Zur politischen Bedeutung eines umstrittenen Begriffs

Warum die „take it or leave it“-Attitüde zu eindimensional ist

Um der kommenden Sitzung nicht all zu viel vorwegzunehmen, nur so viel zu dem Inhalt des Textes: Helen Nissenbaum stellt zu erst die aktuelle Lage und vorherrschende Denkweise zu Online-Privacy da und arguementiert danach für ein Internet mit dem Fokus auf freie demokratische Werte an statt auf kapitalistische Interessen. (Um einige Unklarheiten über bestimmte Begriffe bei Nissenbaum und ihre generelle Argumentation zu verstehen hat mir übrigends dieses Video sehr geholfen.)

Mein eigentlicher Blog soll sich nun um die Attitüde vieler Seiten im Internet handeln, die ihren Inhalt/Service nur mit ungeheuren Datenschutzbestimmungen anbieten und dann argumentieren, dass jede*r die freie Entscheidung hat diesen zu zustimmen oder nicht.                             Auch Nissenbaum erkennt das dieses „take it or leave it“-Arguement, die Welt einfacher macht als sie in wirklichkeit ist und stellt fest, dass „[…] the price  of  not  engaging  socially,  commercially, and financially may in fact be ex-acting enough to call into question howfreely these choices are made. „. Genau da möchte ich einsteigen  und diese Frage nach der freien Entscheidung stellen. Denn sehen wir uns als Beispiel einmal Facebook an. Facebook hat derzeit über 1.5 Milliarden Nutzer*innen weltweit (Tendez steigend) und das trotz sehr umstrittenen Daten- schutzbestimmungen.
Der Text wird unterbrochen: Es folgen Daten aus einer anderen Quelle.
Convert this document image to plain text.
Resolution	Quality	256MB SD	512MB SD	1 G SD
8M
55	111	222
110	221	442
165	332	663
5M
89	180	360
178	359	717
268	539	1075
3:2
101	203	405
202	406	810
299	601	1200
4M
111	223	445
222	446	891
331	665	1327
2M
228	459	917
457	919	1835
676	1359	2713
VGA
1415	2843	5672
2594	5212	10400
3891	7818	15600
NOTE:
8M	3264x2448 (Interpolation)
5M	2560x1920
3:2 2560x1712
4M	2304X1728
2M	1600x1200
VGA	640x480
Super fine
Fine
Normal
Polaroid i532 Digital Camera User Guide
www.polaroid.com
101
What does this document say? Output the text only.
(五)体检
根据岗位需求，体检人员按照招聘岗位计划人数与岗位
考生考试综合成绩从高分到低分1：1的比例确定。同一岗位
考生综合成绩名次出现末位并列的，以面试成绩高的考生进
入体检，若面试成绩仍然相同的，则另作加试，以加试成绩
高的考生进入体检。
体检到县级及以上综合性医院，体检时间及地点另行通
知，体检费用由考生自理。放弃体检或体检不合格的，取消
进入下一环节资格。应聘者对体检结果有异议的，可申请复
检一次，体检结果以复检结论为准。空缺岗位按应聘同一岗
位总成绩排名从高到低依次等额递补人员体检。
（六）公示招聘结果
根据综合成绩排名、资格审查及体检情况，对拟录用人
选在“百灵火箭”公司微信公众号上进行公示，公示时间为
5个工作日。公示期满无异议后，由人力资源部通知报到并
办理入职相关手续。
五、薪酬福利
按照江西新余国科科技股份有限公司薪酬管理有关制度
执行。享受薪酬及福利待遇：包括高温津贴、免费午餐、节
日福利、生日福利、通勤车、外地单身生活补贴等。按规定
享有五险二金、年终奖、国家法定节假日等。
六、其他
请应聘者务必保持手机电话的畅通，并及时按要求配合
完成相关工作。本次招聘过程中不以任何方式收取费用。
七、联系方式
Wenn wir jetzt annehmen, dass jede*r Nutzer*in von Facebook ein*e „rational chooser“ ist, dann müssen wir zu dem Schluss kommen, dass Facebook etwas bietet, das mindestens so wertvoll wie die eigene Privatsphäre ist bzw. so gesehen wird. Dies ist wohl die soziale Vernetzung und Kommunikation, die Facebook liefert, auf die mensch in der heutigen Zeit anscheinend nicht verzichten kann. Sehr interessant sind auch die Momente in denen Facebook mal wieder  seine Datenschutzbestimmung noch weiter „verschlechtert“ (also für die Nutzer*innen) und ein Großteil der Nutzer*innen lustige Protestbildchen teilen anstatt das Netzwerk zu wechseln. Doch Moment! Genau dies wäre ja das „take it or leave it“- Argument, welches, wie ich behauptet habe, zu einfach ist und genau das ist auch hier der Fall!

Den wir stecken gerade in dem Dilemma, dass sich Facebook bereits etabliert hat und viele Nutzer*innen einfach so an sich bindet. Denn klar kannst du selbst als freies Individuum entscheiden zu einem sozialen Netzwerk mit (vermeintlich) mehr Privatsphäre zu wechseln, jedoch bringt dir ein soziales Netzwerk nichts, wenn du dort alleine bist.

Es bleibe also die Fragen: Werden wir es schaffen dieser starken Kommerzialisierung des Internet auf Kosten von Privacy etwas entgegen zu setzen? Und wenn ja, wie?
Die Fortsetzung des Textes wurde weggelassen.